Neste breve corpo de três biografias em banda desenhada de artistas visuais ou plásticos, entramos em território holandês, com um pintor de uma época mais recuada, e com um autor que, contemporâneo, já revelou o seu contínuo interesse por uma “língua antiga”. Espécie de biografia inventada – dada a ausência de dados biográficos sólidos, com poucas excepções pontuais e em segunda mão, sobre o pintor Jeroen van Aeken de ‘s-Hertogenbosch, mais conhecido por Jerónimo ou Hieronymus Bosch -, Marcel Ruijters opta por subsumir toda e qualquer pesquisa inerente ao título à ideia de perseguirmos o trajecto de um pintor na sua ascensão e conquista de algum nome. Hieronymus não reconta toda a sua vida de fio a pavio, mas inicia-se na vida adulta do pintor. E não procura criar nenhum mecanismo de explicação definitiva dos seus mais famosos quadros, os quais não perfazem, na verdade, a maioria do que se lhe pode atribuir com segurança: a esmagadora dos quadros que sobreviveram de Bosch são na verdade de matérias convencionais religiosas. Nesse sentido, e até pelo uso “mágico” que o autor da banda desenhada faz dos seus quadros, aqui e ali mostrando a sua feitura, mas obliquamente, e incorporando nas ideias internas de muitas personagens as estranhas e distorcidas criaturas que parecem criar um imaginário “Boschiano”, Hieronymus contribui sobremaneira para a manutenção de um certo mito. (Mais)

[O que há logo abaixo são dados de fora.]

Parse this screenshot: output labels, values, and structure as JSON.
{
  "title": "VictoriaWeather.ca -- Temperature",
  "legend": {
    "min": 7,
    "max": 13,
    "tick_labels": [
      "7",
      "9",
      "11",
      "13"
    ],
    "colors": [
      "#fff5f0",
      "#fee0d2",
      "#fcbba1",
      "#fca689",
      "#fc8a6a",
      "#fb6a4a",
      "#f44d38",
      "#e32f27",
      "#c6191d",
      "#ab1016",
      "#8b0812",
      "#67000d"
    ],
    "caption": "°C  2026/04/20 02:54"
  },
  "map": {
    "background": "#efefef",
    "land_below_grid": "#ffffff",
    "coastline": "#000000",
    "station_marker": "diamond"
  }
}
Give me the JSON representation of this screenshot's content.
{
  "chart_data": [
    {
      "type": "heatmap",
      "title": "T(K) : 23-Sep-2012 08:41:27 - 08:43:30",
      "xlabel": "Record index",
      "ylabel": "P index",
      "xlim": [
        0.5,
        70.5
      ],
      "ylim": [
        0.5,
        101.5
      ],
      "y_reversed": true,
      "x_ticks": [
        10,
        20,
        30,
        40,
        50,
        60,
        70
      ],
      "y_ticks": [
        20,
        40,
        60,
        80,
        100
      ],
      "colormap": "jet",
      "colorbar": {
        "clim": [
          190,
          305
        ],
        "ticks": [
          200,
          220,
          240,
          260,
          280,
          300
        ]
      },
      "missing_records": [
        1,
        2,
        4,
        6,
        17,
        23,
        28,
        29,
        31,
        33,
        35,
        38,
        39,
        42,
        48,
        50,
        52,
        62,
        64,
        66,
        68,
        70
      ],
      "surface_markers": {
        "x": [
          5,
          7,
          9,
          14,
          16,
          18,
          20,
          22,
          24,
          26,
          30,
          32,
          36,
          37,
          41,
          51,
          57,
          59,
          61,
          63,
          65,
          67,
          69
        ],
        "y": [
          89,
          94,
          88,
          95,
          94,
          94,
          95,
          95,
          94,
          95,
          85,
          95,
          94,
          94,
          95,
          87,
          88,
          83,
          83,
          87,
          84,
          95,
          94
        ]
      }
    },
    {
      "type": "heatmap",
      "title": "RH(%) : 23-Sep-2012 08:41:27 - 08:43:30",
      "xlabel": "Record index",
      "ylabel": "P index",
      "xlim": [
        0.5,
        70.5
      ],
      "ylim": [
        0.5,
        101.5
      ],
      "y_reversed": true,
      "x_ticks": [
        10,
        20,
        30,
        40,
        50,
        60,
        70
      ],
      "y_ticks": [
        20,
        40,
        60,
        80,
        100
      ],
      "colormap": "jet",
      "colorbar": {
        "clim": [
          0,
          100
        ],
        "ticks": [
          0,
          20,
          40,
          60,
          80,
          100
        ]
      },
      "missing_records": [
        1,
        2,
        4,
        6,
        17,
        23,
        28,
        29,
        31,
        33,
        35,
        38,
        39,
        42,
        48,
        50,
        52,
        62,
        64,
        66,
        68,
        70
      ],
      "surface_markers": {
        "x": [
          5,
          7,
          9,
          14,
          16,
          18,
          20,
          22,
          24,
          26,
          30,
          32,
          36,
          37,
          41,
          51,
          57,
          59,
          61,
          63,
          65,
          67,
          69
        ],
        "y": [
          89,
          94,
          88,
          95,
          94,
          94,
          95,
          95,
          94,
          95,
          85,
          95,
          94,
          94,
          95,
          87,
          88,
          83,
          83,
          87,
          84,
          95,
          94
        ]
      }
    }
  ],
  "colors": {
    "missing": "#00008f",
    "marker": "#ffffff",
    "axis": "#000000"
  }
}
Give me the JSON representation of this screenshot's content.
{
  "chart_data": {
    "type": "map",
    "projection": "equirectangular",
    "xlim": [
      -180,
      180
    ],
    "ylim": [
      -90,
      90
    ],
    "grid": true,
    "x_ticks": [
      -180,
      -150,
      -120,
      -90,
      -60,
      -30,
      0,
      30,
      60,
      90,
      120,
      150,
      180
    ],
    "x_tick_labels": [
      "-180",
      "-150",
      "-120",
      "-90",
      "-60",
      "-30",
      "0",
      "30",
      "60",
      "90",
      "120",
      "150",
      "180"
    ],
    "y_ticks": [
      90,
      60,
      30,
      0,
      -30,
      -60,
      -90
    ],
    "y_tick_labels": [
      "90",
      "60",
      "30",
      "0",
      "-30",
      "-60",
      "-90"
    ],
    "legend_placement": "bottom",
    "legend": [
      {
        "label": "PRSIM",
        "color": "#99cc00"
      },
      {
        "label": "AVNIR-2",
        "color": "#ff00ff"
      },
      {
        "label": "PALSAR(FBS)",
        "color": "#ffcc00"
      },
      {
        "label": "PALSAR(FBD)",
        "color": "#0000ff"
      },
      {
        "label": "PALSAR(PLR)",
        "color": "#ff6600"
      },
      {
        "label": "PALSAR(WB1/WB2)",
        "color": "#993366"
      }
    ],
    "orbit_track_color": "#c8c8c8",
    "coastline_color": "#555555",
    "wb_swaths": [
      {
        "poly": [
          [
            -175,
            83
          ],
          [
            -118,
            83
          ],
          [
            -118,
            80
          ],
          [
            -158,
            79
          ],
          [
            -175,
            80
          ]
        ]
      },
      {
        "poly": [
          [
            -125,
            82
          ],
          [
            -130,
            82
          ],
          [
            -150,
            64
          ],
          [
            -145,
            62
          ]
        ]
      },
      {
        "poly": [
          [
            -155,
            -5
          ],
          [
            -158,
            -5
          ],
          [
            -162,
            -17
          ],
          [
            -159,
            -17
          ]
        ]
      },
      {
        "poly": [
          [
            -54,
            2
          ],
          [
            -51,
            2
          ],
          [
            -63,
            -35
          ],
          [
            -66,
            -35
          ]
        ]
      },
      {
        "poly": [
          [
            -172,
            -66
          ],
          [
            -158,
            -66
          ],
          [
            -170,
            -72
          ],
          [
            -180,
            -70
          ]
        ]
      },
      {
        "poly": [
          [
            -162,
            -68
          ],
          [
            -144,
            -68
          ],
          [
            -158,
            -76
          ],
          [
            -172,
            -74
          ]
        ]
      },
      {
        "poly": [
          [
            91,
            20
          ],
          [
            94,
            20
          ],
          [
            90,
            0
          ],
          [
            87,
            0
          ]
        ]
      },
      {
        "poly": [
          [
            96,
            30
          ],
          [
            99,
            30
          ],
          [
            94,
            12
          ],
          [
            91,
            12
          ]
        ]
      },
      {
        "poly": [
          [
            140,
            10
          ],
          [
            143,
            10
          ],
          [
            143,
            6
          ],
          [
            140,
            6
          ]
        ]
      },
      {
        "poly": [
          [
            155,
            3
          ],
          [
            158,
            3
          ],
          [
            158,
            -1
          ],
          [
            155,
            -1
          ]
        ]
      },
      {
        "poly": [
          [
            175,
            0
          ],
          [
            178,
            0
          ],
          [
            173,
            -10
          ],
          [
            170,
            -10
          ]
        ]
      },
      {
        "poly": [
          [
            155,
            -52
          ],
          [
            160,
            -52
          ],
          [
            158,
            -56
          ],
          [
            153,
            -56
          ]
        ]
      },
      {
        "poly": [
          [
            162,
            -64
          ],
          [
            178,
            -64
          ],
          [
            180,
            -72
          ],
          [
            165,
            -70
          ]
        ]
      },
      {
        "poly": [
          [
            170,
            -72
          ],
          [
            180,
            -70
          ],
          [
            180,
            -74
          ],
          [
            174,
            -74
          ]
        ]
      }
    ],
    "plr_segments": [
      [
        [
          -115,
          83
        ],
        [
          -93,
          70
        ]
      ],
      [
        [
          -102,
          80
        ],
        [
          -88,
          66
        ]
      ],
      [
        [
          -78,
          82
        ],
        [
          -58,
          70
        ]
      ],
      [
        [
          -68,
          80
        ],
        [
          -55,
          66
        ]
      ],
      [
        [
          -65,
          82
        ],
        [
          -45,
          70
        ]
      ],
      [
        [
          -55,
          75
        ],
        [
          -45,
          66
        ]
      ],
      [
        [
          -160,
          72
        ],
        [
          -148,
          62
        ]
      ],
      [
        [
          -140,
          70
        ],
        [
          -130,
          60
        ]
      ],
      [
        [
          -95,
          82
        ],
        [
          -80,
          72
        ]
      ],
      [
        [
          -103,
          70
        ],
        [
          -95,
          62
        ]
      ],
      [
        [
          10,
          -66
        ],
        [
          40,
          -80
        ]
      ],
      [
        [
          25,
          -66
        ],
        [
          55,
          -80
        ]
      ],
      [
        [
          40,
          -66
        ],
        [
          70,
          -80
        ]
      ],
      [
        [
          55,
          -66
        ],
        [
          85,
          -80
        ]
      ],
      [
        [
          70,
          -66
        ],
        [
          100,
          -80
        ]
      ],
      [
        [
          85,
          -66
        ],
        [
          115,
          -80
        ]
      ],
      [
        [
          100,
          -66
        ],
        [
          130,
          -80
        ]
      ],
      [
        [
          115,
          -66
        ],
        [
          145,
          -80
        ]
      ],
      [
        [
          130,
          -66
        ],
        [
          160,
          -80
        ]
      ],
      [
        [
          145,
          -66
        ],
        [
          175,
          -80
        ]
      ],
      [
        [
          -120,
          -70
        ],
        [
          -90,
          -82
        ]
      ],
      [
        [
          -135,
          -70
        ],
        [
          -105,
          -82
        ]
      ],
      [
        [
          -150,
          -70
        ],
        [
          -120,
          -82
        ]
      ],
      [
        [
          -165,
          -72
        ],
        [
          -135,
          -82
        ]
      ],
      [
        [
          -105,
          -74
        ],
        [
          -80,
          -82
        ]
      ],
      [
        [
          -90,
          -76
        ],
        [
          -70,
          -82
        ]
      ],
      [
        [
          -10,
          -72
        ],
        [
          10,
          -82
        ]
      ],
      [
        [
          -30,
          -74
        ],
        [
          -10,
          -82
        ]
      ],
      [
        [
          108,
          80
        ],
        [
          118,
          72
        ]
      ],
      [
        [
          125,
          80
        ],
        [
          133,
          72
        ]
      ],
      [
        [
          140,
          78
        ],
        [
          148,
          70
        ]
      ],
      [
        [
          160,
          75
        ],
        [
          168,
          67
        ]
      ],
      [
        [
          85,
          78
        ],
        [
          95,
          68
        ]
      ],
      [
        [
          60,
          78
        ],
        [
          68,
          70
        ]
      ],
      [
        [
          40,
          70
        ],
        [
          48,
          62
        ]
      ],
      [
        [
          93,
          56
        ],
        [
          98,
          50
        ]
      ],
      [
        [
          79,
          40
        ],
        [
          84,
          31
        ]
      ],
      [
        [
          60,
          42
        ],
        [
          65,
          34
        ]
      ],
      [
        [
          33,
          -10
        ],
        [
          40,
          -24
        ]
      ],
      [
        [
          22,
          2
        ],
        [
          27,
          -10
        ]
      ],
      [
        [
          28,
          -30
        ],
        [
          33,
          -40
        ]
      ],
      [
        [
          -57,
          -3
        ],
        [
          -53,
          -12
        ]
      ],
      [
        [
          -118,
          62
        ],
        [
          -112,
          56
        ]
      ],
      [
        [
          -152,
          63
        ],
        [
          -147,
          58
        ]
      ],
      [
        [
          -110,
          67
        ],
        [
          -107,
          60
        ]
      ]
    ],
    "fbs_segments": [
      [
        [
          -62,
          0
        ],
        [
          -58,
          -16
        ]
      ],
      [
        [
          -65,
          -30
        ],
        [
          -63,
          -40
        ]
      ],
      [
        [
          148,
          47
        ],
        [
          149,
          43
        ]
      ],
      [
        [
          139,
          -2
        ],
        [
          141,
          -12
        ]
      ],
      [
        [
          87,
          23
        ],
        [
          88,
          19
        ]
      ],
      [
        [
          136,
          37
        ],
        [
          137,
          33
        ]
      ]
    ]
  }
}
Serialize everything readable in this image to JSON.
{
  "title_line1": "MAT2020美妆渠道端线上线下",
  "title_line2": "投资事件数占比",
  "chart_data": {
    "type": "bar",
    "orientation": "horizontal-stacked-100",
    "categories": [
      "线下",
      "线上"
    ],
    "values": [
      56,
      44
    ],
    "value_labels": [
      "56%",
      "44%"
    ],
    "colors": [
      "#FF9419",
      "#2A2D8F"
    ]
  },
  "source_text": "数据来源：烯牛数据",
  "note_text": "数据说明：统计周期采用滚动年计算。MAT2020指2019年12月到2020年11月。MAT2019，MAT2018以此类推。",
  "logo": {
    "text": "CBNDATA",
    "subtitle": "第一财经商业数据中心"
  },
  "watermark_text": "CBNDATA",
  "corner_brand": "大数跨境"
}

O “afastamento da realidade” da parte de Bosch não pode ser visto como um problema de valor da arte, uma vez que ele é mesmo função de uma abordagem que contemplaria a integração da fantasia (positiva ou negativa) na própria compreensão do mundo, sobretudo se tivermos em conta um enquadramento de crenças e expectativas informadas por princípios e narrativas religiosas que muito dificilmente conseguiremos entender hoje, dado o grau de laicização e racionalismo que impera (inclusive nos próprios crentes, os quais, mesmo esperando uma recompensa de vida após a morte, não temerão um Inferno físico e tortuoso). É certo que existem teorias que pretendem ver nas imagens mais fantásticas do pintor holandês uma tradução de visões místicas (tremendas), soluções alquímicas ou até alucinações provocadas por substâncias alcalóides (como a hipotética ingestão de pão bolorento com cravagens, levando ao ergotismo, ou “fogo de Santo António”, como é citado no texto), mas a imputação de uma categoria como o “surrealismo” num contexto medieval é errónea, uma vez que não tem em conta precisamente a mundividência medieval, a qual não categorizava essas diferenças que agora nos parecem claríssimas entre “mundos da vigília e “onírico”, “loucura e normalidade”, etc. (vide Foucault). A pintura de Bosch é reveladora de uma visão relativamente conservadora da moral – recordemo-nos de que o pintor não era seguidor das novas tendências, então “modernas”, da arte perseguida pelos seus compatriotas do sul, segundo as lições de Gombrich, instilando-lhe um certo “gosto antigo” -, mas que ainda assim revela algum fascínio pela sensualidade carnal e secular. Daí o visível parodoxo de forças morais nas suas pinturas mais famosas.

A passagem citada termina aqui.